‘Essentially the Same Evidence’: Judge Reminds Carter Page That His DNC Lawsuit Is Still Dead

Former Trump campaign adviser Carter Page has been unsuccessful in his attempt to sue the Democratic National Committee (DNC) and law firm Perkins Coie over alleged damages stemming from Christopher Steele‘s dossier. On Thursday, months after the lawsuit was dismissed, the judge denied Page’s motion for an altered or amended judgment.

Page relentlessly waged his legal battle over the DNC, Perkins Coie, and Perkins Coie lawyers Marc Elias and Michael Sussman. Page had claimed that he had been defamed by information in the Steele dossier that had been reported by media outlets. The dossier was part of research done for Fusion GPS, a company reportedly hired by Perkins Coie, which had been working for the DNC and Clinton campaign. Page also claimed that Elias and Sussman in particular leaked information about him that was reported in the media.

Chief Judge Joe Heaton of the Western District of Oklahoma never weighed in on the merits of Page’s case, ruling in January that his court didn’t have jurisdiction over that matter because the defendants aren’t based in Oklahoma, nor were their alleged acts targeted at the state.

After the case was dismissed, Page filed additional documents providing what he claimed was evidence that the case was indeed connected to Oklahoma. He cited threats that he received from someone with an Oklahoman phone number that he said were inspired by allegations made about him and Russia in the dossier.

In Thursday’s order, Judge Heaton explained that the evidence Page provided “does nothing to undercut the court’s conclusion that there has been no showing that the defendants purposefully directed their activities at Oklahoma [emphasis in original].”

The judge also noted that the evidence was “essentially the same” as the evidence Page relied on in a previous court filing before the case was dismissed.
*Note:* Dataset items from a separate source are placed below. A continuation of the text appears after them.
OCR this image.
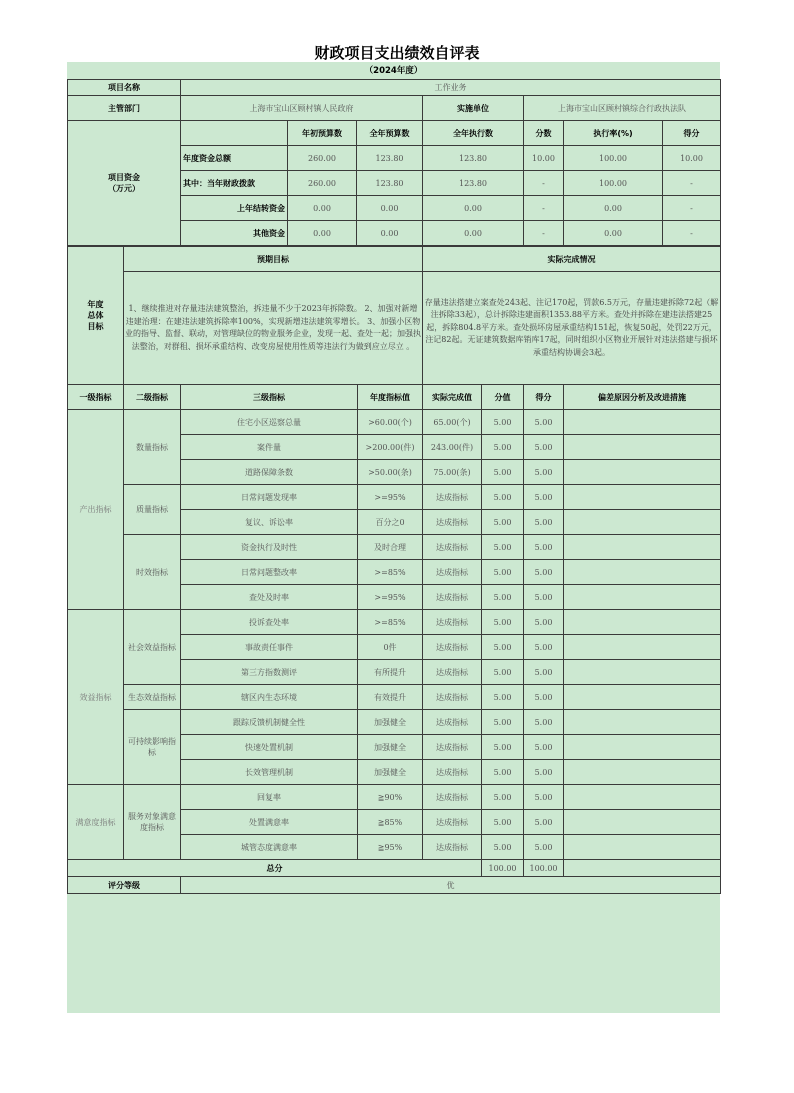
财政项目支出绩效自评表
（2024年度）
项目名称	工作业务						
主管部门	上海市宝山区顾村镇人民政府			实施单位	上海市宝山区顾村镇综合行政执法队		

项目资金
（万元）		年初预算数	全年预算数	全年执行数	分数	执行率(%)	得分
	年度资金总额	260.00	123.80	123.80	10.00	100.00	10.00
	其中：当年财政拨款	260.00	123.80	123.80	-	100.00	-
	上年结转资金	0.00	0.00	0.00	-	0.00	-
	其他资金	0.00	0.00	0.00	-	0.00	-
年度
总体
目标	预期目标	实际完成情况
	1、继续推进对存量违法建筑整治，拆违量不少于2023年拆除数。 2、加强对新增违建治理：在建违法建筑拆除率100%，实现新增违法建筑零增长。 3、加强小区物业的指导、监督、联动，对管理缺位的物业服务企业，发现一起、查处一起；加强执法整治，对群租、损坏承重结构、改变房屋使用性质等违法行为做到应立尽立 。	存量违法搭建立案查处243起、注记170起，罚款6.5万元，存量违建拆除72起（解注拆除33起），总计拆除违建面积1353.88平方米。查处并拆除在建违法搭建25起，拆除804.8平方米。查处损坏房屋承重结构151起，恢复50起，处罚22万元，注记82起。无证建筑数据库销库17起，同时组织小区物业开展针对违法搭建与损坏承重结构协调会3起。
一级指标	二级指标	三级指标	年度指标值	实际完成值	分值	得分	偏差原因分析及改进措施
产出指标	数量指标	住宅小区巡察总量	>60.00(个)	65.00(个)	5.00	5.00	
		案件量	>200.00(件)	243.00(件)	5.00	5.00	
		道路保障条数	>50.00(条)	75.00(条)	5.00	5.00	
	质量指标	日常问题发现率	>=95%	达成指标	5.00	5.00	
		复议、诉讼率	百分之0	达成指标	5.00	5.00	
	时效指标	资金执行及时性	及时合理	达成指标	5.00	5.00	
		日常问题整改率	>=85%	达成指标	5.00	5.00	
		查处及时率	>=95%	达成指标	5.00	5.00	
效益指标	社会效益指标	投诉查处率	>=85%	达成指标	5.00	5.00	
		事故责任事件	0件	达成指标	5.00	5.00	
		第三方指数测评	有所提升	达成指标	5.00	5.00	
	生态效益指标	辖区内生态环境	有效提升	达成指标	5.00	5.00	
	可持续影响指标	跟踪反馈机制健全性	加强健全	达成指标	5.00	5.00	
		快速处置机制	加强健全	达成指标	5.00	5.00	
		长效管理机制	加强健全	达成指标	5.00	5.00	
满意度指标	服务对象满意度指标	回复率	≧90%	达成指标	5.00	5.00	
		处置满意率	≧85%	达成指标	5.00	5.00	
		城管态度满意率	≧95%	达成指标	5.00	5.00	
总分					100.00	100.00	
评分等级		优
He also clarified that one of the Federal Rules of Civil Procedure that Page cited in his motion doesn’t apply, because it only deals with cases where a decision was reached after a trial.

Because Page did not show evidence of “manifest errors of law” or put forward “newly discovered evidence,” the judge said his motion is denied.

Page told Law&Crime following the decision that he plans to appeal.